Kun Wu, Chengkai Hou, Jiaming Liu, Zhengping Che, Xiaozhu Ju, Zhuqin Yang, Meng Li, Yinuo Zhao, Zhiyuan Xu, Guang Yang, Shichao Fan, Xinhua Wang, Fei Liao, Zhen Zhao, Guangyu Li, Zhao Jin, Lecheng Wang, Jilei Mao, Ning Liu, Pei Ren, Qiang Zhang, Yaoxu Lyu, Mengzhen Liu, He Jingyang, Yulin Luo, Zeyu Gao, Chenxuan Li, Chenyang Gu, Yankai Fu, Di Wu, Xingyu Wang, Sixiang Chen, Zhenyu Wang, Pengju An, Siyuan Qian, Shanghang Zhang, Jian Tang

Paper ID 152

Session 16. Manipulation III

Poster Session (Day 4): Tuesday, June 24, 12:30-2:00 PM

Abstract: Developing robust and general-purpose manipulation policies is a key goal in robotics. To achieve effective generalization, it is essential to construct comprehensive datasets that encompass a large number of demonstration trajectories and diverse tasks. Unlike vision or language data, which can be sourced from the internet, robotic datasets require detailed observations and manipulation actions, necessitating significant investments in both hardware-software infrastructure and human labor.

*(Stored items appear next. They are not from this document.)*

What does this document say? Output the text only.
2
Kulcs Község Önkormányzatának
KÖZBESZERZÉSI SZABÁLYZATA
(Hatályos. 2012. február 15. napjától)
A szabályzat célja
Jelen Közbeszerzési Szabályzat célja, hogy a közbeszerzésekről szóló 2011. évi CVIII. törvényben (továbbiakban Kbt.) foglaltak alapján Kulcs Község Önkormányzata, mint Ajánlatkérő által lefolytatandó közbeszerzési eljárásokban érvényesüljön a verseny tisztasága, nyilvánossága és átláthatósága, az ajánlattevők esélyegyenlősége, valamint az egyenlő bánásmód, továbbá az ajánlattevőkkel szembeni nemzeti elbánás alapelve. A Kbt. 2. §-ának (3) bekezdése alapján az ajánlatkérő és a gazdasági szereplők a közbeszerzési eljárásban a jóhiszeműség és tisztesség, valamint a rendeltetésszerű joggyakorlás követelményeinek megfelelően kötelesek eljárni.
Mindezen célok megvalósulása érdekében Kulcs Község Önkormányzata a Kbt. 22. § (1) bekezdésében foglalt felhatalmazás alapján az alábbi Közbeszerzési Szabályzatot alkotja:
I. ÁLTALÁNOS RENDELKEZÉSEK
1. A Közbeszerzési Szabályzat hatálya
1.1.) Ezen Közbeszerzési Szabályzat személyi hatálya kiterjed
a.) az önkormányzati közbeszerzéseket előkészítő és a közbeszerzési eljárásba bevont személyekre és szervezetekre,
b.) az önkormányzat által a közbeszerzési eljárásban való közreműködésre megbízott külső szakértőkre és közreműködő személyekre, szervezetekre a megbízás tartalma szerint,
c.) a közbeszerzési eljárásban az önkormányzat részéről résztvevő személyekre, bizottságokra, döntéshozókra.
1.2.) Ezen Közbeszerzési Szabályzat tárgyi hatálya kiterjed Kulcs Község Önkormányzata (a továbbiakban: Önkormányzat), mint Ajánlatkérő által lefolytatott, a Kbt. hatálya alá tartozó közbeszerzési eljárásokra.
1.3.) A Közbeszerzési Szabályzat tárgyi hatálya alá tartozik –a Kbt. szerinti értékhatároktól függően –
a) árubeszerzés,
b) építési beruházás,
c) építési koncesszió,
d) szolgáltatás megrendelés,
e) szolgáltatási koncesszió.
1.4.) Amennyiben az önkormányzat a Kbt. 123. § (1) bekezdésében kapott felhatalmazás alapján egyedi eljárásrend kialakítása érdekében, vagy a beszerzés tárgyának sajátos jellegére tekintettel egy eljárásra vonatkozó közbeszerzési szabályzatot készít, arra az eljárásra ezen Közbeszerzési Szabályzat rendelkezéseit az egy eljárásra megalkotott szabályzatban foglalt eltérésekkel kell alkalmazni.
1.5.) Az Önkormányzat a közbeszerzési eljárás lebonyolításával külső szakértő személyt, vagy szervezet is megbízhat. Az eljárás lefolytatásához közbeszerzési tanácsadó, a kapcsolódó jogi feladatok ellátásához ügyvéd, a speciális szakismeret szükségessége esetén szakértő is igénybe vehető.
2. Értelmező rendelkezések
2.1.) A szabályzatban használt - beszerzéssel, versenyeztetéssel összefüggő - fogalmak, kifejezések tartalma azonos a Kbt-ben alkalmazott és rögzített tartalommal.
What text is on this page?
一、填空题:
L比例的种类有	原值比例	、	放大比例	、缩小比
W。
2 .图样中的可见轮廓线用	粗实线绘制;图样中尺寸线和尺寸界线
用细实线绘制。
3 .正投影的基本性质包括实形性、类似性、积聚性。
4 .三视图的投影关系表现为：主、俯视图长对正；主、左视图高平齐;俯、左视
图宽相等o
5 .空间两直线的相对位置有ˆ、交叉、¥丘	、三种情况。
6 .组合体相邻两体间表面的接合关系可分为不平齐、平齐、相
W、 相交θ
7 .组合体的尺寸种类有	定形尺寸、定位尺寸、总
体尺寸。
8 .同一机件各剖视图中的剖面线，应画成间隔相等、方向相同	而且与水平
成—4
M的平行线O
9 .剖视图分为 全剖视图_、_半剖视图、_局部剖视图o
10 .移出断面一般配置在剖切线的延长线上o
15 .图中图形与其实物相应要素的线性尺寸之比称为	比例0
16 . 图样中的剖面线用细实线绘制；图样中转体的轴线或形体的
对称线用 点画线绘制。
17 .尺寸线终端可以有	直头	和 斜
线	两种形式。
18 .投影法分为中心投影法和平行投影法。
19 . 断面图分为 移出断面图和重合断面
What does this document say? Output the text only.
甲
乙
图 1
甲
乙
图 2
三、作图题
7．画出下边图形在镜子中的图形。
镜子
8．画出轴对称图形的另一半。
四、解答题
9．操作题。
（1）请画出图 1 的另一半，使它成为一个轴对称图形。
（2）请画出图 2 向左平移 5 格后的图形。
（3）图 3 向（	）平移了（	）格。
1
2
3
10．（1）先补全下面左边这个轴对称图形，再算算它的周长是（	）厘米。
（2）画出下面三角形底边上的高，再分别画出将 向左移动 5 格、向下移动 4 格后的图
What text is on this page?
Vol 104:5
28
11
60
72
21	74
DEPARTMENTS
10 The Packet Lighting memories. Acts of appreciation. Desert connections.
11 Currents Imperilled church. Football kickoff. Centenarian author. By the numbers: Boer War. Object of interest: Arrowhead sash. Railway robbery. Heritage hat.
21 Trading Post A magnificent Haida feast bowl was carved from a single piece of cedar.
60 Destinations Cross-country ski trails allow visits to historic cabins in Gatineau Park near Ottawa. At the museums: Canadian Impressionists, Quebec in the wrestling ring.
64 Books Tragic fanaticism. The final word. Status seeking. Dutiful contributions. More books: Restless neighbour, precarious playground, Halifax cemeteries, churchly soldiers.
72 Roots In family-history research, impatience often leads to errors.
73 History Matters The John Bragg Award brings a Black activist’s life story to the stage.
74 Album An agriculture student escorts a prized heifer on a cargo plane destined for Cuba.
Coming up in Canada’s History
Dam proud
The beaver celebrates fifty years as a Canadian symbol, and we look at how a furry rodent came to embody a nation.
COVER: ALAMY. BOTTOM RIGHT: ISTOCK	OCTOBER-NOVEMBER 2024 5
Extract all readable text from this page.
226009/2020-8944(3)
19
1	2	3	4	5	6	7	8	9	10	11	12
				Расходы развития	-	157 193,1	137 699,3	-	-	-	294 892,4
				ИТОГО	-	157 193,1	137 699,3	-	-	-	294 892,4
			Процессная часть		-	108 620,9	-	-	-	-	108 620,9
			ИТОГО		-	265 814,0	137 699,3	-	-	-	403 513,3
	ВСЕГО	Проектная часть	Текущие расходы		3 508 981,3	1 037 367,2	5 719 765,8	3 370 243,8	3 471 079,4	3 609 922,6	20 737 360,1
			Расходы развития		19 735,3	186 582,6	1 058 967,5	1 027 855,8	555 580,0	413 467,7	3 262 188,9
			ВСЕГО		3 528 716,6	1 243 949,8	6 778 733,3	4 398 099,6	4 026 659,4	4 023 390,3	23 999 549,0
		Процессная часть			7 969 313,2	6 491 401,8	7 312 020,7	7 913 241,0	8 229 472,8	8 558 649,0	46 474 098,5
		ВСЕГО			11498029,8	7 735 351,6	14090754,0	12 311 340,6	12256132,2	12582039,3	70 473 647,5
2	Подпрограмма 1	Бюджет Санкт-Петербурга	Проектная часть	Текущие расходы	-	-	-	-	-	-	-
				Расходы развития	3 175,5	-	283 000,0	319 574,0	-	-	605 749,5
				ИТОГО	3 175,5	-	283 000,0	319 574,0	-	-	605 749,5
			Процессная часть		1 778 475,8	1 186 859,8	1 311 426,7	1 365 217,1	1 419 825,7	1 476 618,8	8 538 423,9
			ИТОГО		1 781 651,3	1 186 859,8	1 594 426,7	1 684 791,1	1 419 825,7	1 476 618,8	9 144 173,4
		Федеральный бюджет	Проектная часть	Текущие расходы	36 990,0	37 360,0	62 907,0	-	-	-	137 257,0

While existing works have focused on assembling various individual robot datasets, there is still a lack of a unified data collection standard and insufficient high-quality data across diverse tasks, scenarios, and robot types. In this paper, we introduce RoboMIND (Multi-embodiment Intelligence Normative Data for Robot Manipulation), a dataset containing 107k demonstration trajectories across 479 diverse tasks involving 96 object classes. RoboMIND is collected through human teleoperation and encompasses comprehensive robotic-related information, including multi-view observations, proprioceptive robot state information, and linguistic task descriptions. To ensure dataset consistency and reliability for imitation learning, RoboMIND is built on a unified data collection platform and standardized protocol, covering four distinct robotic embodiments: the Franka Emika Panda, the UR-5e, the AgileX dual-arm robot, and a humanoid robot with dual dexterous hands. Our dataset also includes 5k real-world failure demonstrations, each accompanied by detailed causes, enabling failure reflection and correction during policy learning. Additionally, we create a digital twin environment in the Isaac Sim simulator, replicating the real-world tasks and assets, which facilitates the low-cost collection of additional training data and enables efficient evaluation. To demonstrate the quality and diversity of our dataset, we conducted extensive experiments using various Imitation Learning methods for single task setting and state-of-the-art Vision-Language-Action (VLA) models for multi-task scenarios. By leveraging RoboMIND, the VLA models achieved high manipulation success rates and demonstrated strong generalization capabilities.